To the Editor:
Recently, Rep. David Cicilline, D-R.I., chair of a House antitrust subcommittee, took on the brave and bold task of holding hearings to investigate whether Amazon.com Inc., Alphabet Inc., Apple Inc. and Facebook Inc. are guilty of antitrust violations. Like most small-business owners, I have been negatively impacted by one, if not all, of these companies’ monopoly power, and I applaud these hearings. I believe they will show that the enormous power these tech giants wield has hurt small businesses in Rhode Island, and nationally. Of them all, I believe Amazon is the biggest threat to the health and viability of our neighborhoods and local communities – and the facts make clear that it should be formally investigated for antitrust violations.

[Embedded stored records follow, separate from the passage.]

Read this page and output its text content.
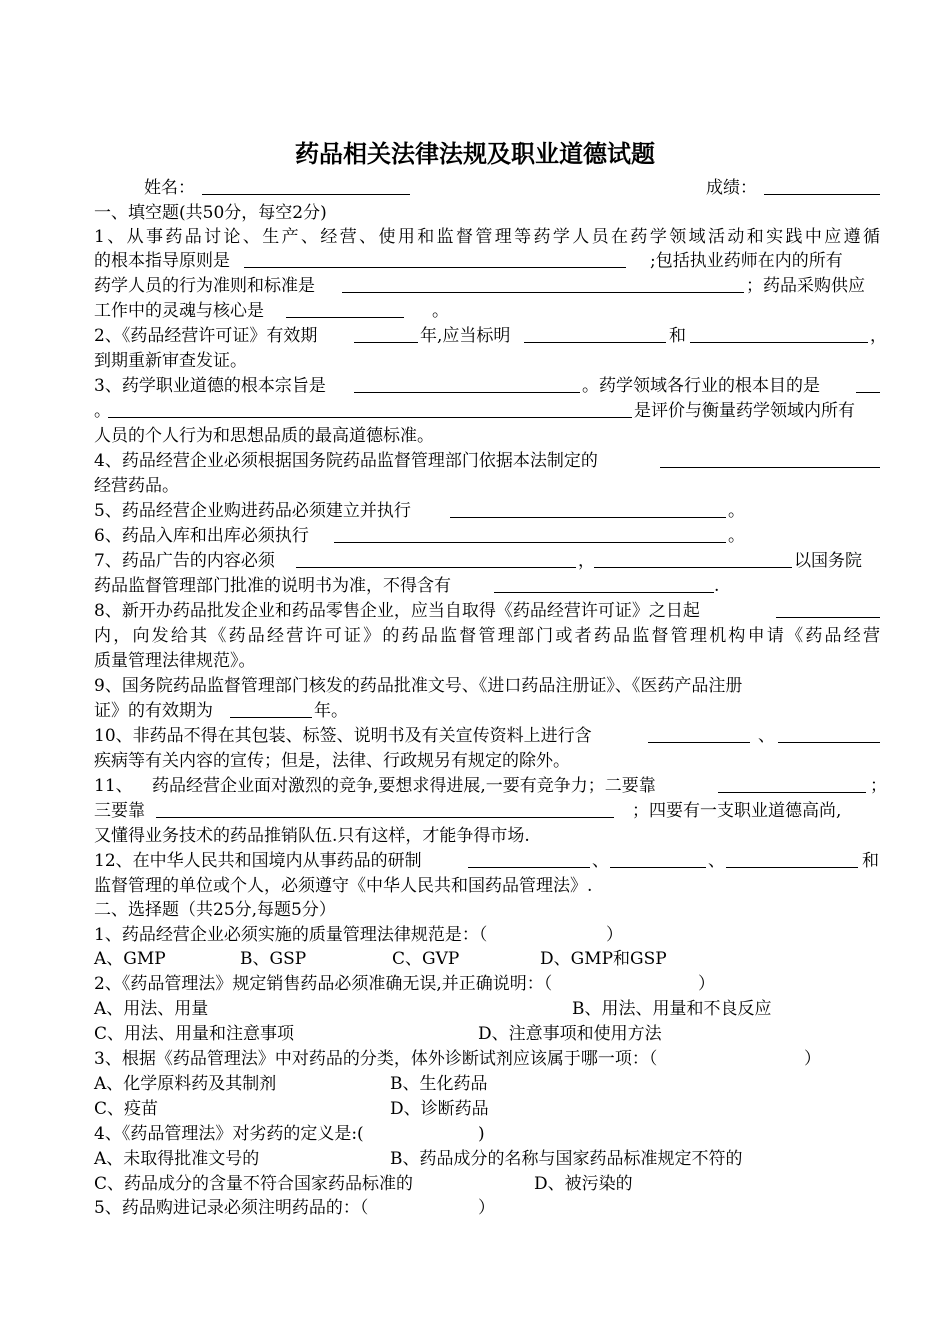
药品相关法律法规及职业道德试题
姓名：	成绩：
一、填空题(共50分，每空2分)
1、从事药品讨论、生产、经营、使用和监督管理等药学人员在药学领域活动和实践中应遵循
的根本指导原则是	;包括执业药师在内的所有
药学人员的行为准则和标准是	；药品采购供应
工作中的灵魂与核心是	。
2、《药品经营许可证》有效期	年,应当标明	和	，
到期重新审查发证。
3、药学职业道德的根本宗旨是	。药学领域各行业的根本目的是
。	是评价与衡量药学领域内所有
人员的个人行为和思想品质的最高道德标准。
4、药品经营企业必须根据国务院药品监督管理部门依据本法制定的
经营药品。
5、药品经营企业购进药品必须建立并执行	。
6、药品入库和出库必须执行	。
7、药品广告的内容必须	，	以国务院
药品监督管理部门批准的说明书为准，不得含有	.
8、新开办药品批发企业和药品零售企业，应当自取得《药品经营许可证》之日起
内，向发给其《药品经营许可证》的药品监督管理部门或者药品监督管理机构申请《药品经营
质量管理法律规范》。
9、国务院药品监督管理部门核发的药品批准文号、《进口药品注册证》、《医药产品注册
证》的有效期为	年。
10、非药品不得在其包装、标签、说明书及有关宣传资料上进行含	、
疾病等有关内容的宣传；但是，法律、行政规另有规定的除外。
11、 药品经营企业面对激烈的竞争,要想求得进展,一要有竞争力；二要靠	；
三要靠	；四要有一支职业道德高尚,
又懂得业务技术的药品推销队伍.只有这样，才能争得市场.
12、在中华人民共和国境内从事药品的研制	、	、	和
监督管理的单位或个人，必须遵守《中华人民共和国药品管理法》.
二、选择题（共25分,每题5分）
1、药品经营企业必须实施的质量管理法律规范是：（	）
A、GMP	B、GSP	C、GVP	D、GMP和GSP
2、《药品管理法》规定销售药品必须准确无误,并正确说明：（	）
A、用法、用量	B、用法、用量和不良反应
C、用法、用量和注意事项	D、注意事项和使用方法
3、根据《药品管理法》中对药品的分类，体外诊断试剂应该属于哪一项：（	）
A、化学原料药及其制剂	B、生化药品
C、疫苗	D、诊断药品
4、《药品管理法》对劣药的定义是:(	)
A、未取得批准文号的	B、药品成分的名称与国家药品标准规定不符的
C、药品成分的含量不符合国家药品标准的	D、被污染的
5、药品购进记录必须注明药品的：（	）
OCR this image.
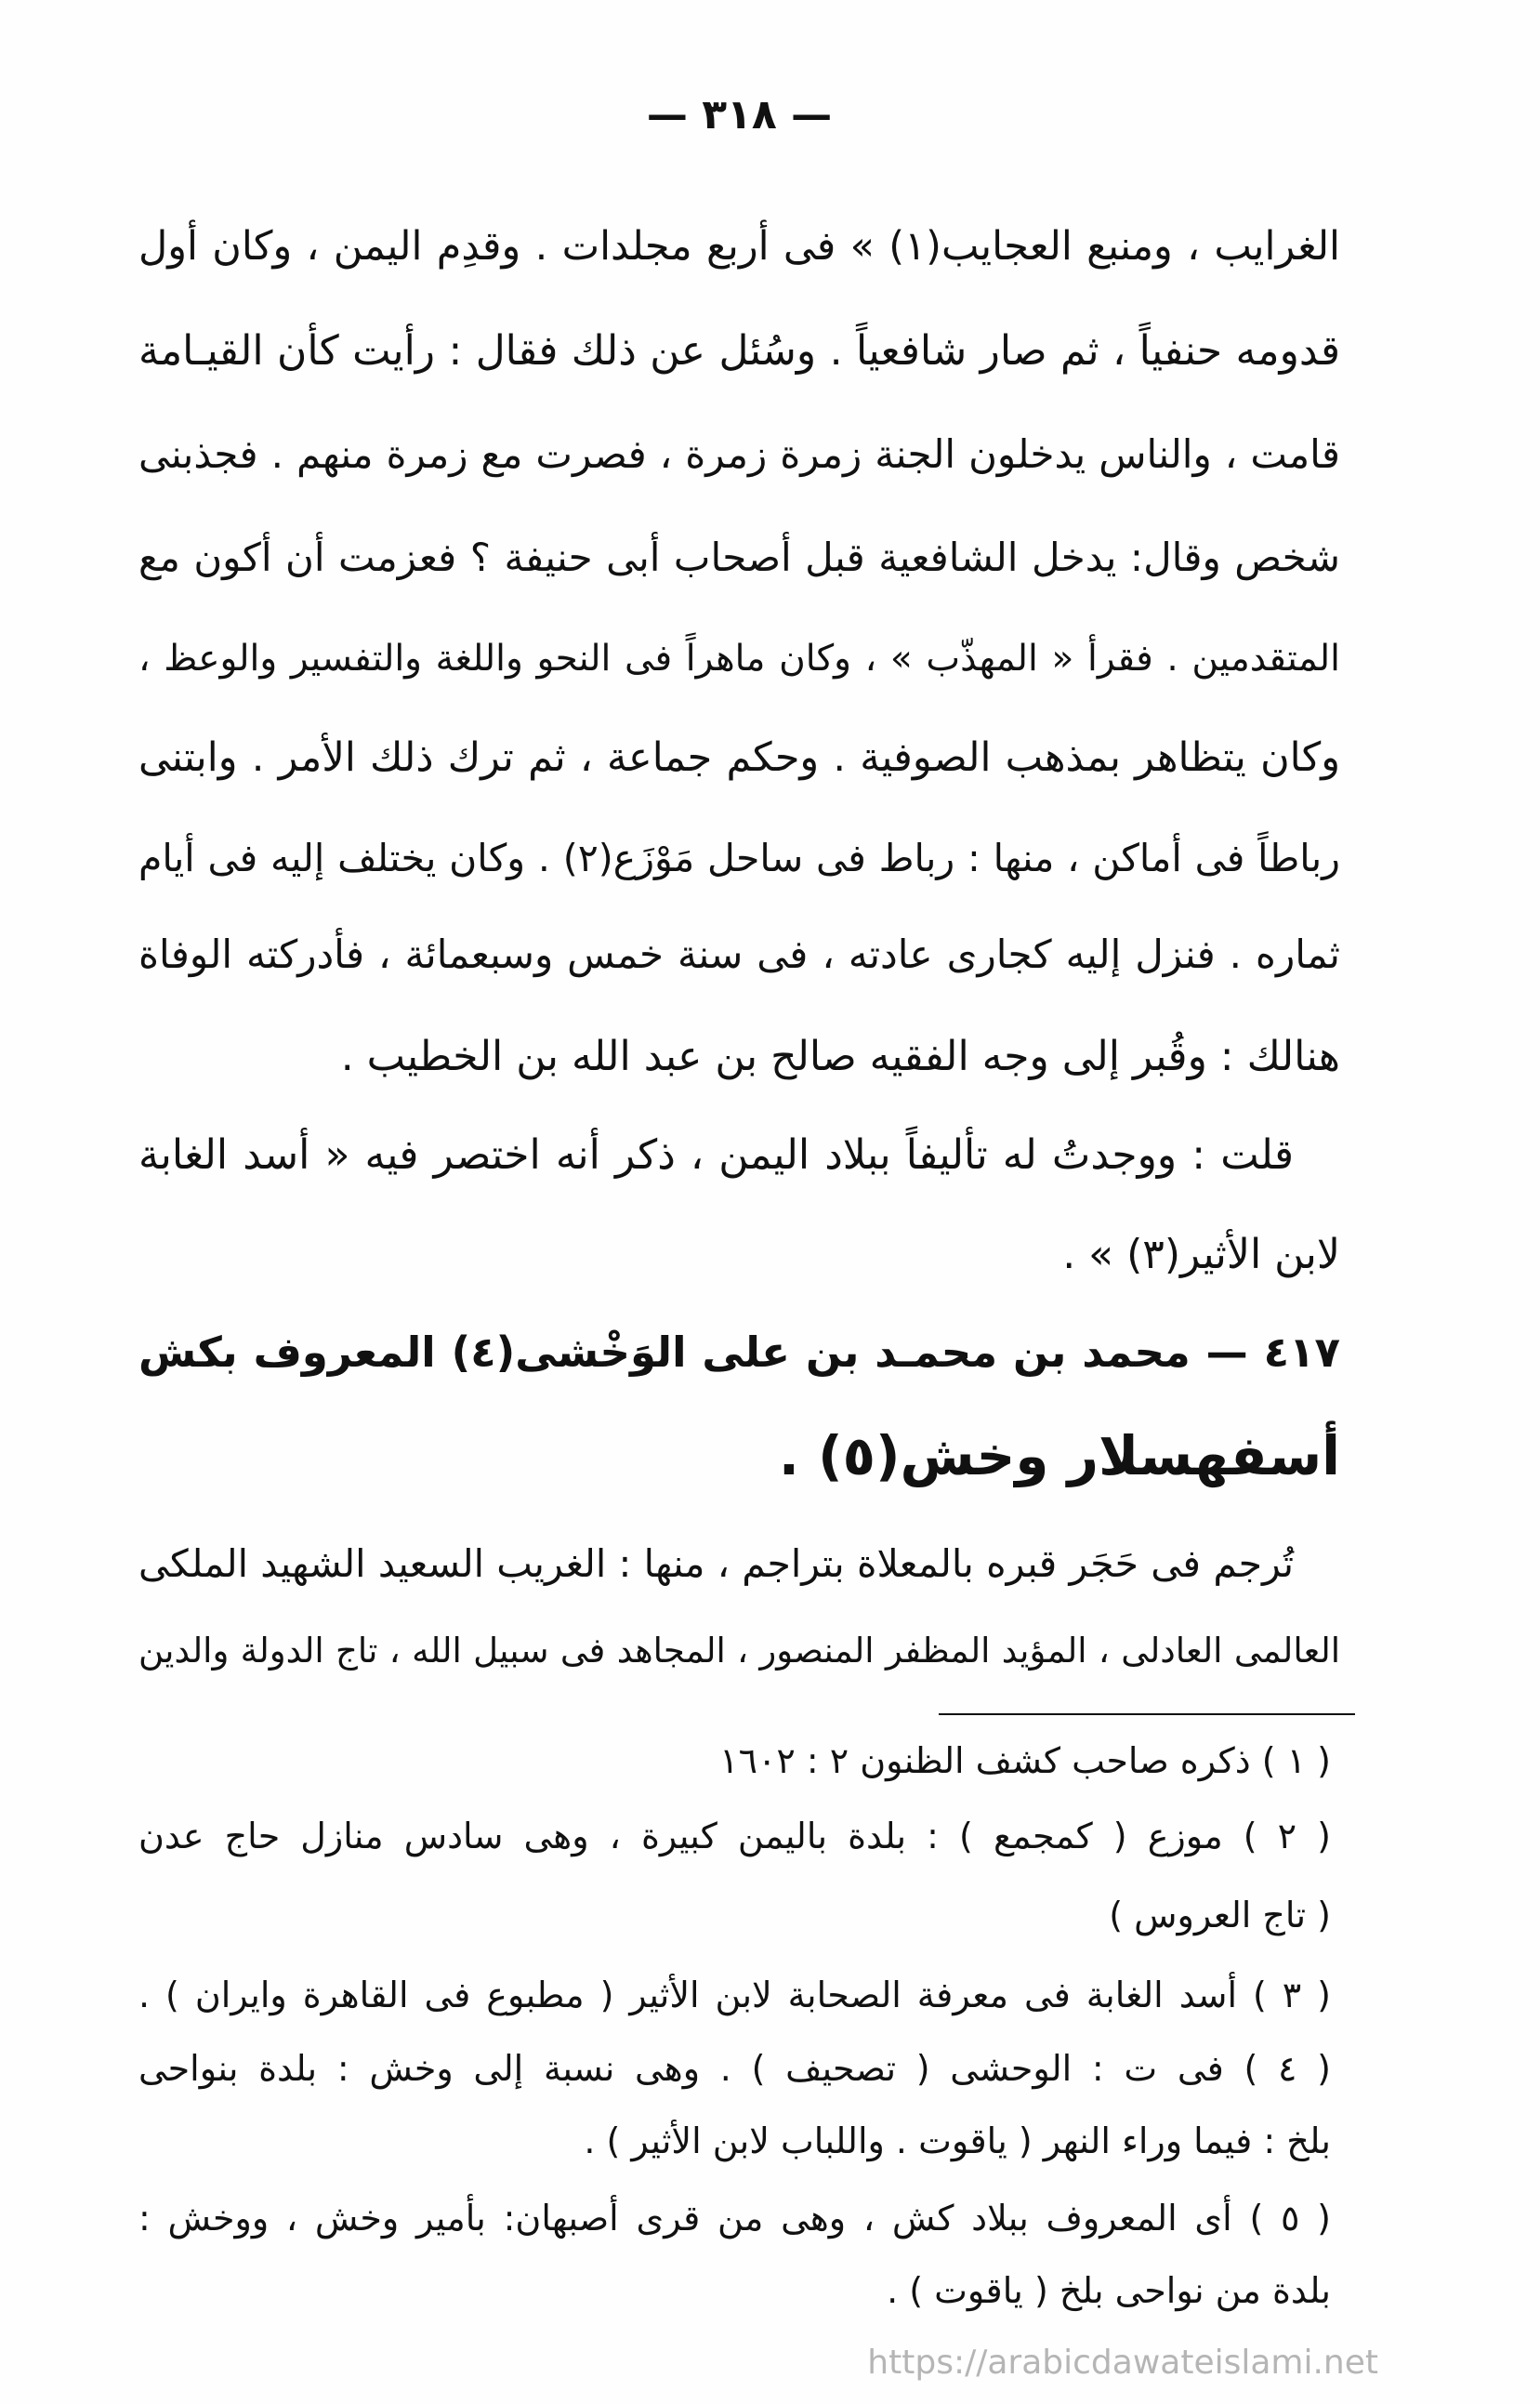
— ٣١٨ —
الغرايب ، ومنبع العجايب(١) » فى أربع مجلدات . وقدِم اليمن ، وكان أول
قدومه حنفياً ، ثم صار شافعياً . وسُئل عن ذلك فقال : رأيت كأن القيـامة
قامت ، والناس يدخلون الجنة زمرة زمرة ، فصرت مع زمرة منهم . فجذبنى
شخص وقال: يدخل الشافعية قبل أصحاب أبى حنيفة ؟ فعزمت أن أكون مع
المتقدمين . فقرأ « المهذّب » ، وكان ماهراً فى النحو واللغة والتفسير والوعظ ،
وكان يتظاهر بمذهب الصوفية . وحكم جماعة ، ثم ترك ذلك الأمر . وابتنى
رباطاً فى أماكن ، منها : رباط فى ساحل مَوْزَع(٢) . وكان يختلف إليه فى أيام
ثماره . فنزل إليه كجارى عادته ، فى سنة خمس وسبعمائة ، فأدركته الوفاة
هنالك : وقُبر إلى وجه الفقيه صالح بن عبد الله بن الخطيب .
قلت : ووجدتُ له تأليفاً ببلاد اليمن ، ذكر أنه اختصر فيه « أسد الغابة
لابن الأثير(٣) » .
٤١٧ — محمد بن محمـد بن على الوَخْشى(٤) المعروف بكش
أسفهسلار وخش(٥) .
تُرجم فى حَجَر قبره بالمعلاة بتراجم ، منها : الغريب السعيد الشهيد الملكى
العالمى العادلى ، المؤيد المظفر المنصور ، المجاهد فى سبيل الله ، تاج الدولة والدين
( ١ ) ذكره صاحب كشف الظنون ٢ : ١٦٠٢
( ٢ ) موزع ( كمجمع ) : بلدة باليمن كبيرة ، وهى سادس منازل حاج عدن
( تاج العروس )
( ٣ ) أسد الغابة فى معرفة الصحابة لابن الأثير ( مطبوع فى القاهرة وايران ) .
( ٤ ) فى ت : الوحشى ( تصحيف ) . وهى نسبة إلى وخش : بلدة بنواحى
بلخ : فيما وراء النهر ( ياقوت . واللباب لابن الأثير ) .
( ٥ ) أى المعروف ببلاد كش ، وهى من قرى أصبهان: بأمير وخش ، ووخش :
بلدة من نواحى بلخ ( ياقوت ) .
https://arabicdawateislami.net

As the owner of an independent bookstore, my biggest competition is Amazon, a company that has used its market dominance to bully communities, third-party marketplace sellers, publishers and independent retailers into concessions that, in the long-term, benefit only Amazon. Amazon works hard to spread the message that it is a boon for small-business owners. The facts tell a far different story.
According to the study “Prime Numbers: Amazon and American Communities,” conducted by the firm Civic Economics on behalf of the American Booksellers Association, “The growth of online sales in general and Amazon in particular has had a visible impact in American communities, exhibited by the much-discussed ‘retail apocalypse,’ as retail activity increasingly moves from commercial districts to industrial parks.”
Prime Numbers estimates that, in 2018 alone, Amazon’s retail sales displaced 62,000 storefronts [an increase of 41% since 2016] employing 900,000 retail workers. Even considering Amazon’s massive distribution network, the net result is a loss of more than 703,000 jobs nationwide. In Rhode Island alone in 2018, Amazon sales helped displace 206 storefronts and nearly 3,000 retail jobs. It has also resulted in over $14 million in uncollected sales tax for R.I. from transactions through its marketplace.
Does that sound like a company that’s good for small businesses? Not to me. Or a company that’s good for communities, since it is sapping them of much-needed revenue for schools, first responders and infrastructure? I don’t think so.
At the recent House hearing, Amazon focused on its Amazon Marketplace as [its] key example of how it is good for small businesses. But there is a difference between offering a service small businesses want to use and a service small businesses are forced to use.
As noted in the study, “Amazon’s Stranglehold: How the Company’s Tightening Grip Is Stifling Competition, Eroding Jobs, and Threatening Communities,” published by the Institute for Local Self-Reliance, by using Amazon Prime to corral an ever-larger share of online shoppers, Amazon has left rival retailers and manufacturers with little choice but to become third-party sellers on its platform.
In effect, Amazon is replacing an open market with a privately controlled one, giving it the power to dictate the terms by which its competitors can operate, and to effectively levy a kind of tax on their revenue.
The end result is Amazon slowly draining the life out of its sellers. As Amazon extracts more fees from suppliers, it reduces their ability to invent and develop new products. Meanwhile, Amazon is rapidly expanding its own product lines, using the trove of data it gathers from its platform to understand its suppliers’ industries and compete directly against them. Many of these Amazon products appear at the top of its search listings.
The way Amazon abuses its market share at the expense of small businesses and the communities in which they reside is significant, but because of the efforts of lawmakers [such as] Rep. Cicilline, these abuses are no longer flying under the radar.
Make no mistake. Chairman Cicilline is helping the small-business community by questioning the tactics of Big Tech – and independent booksellers like me are very grateful. Thank you, Rep. Cicilline!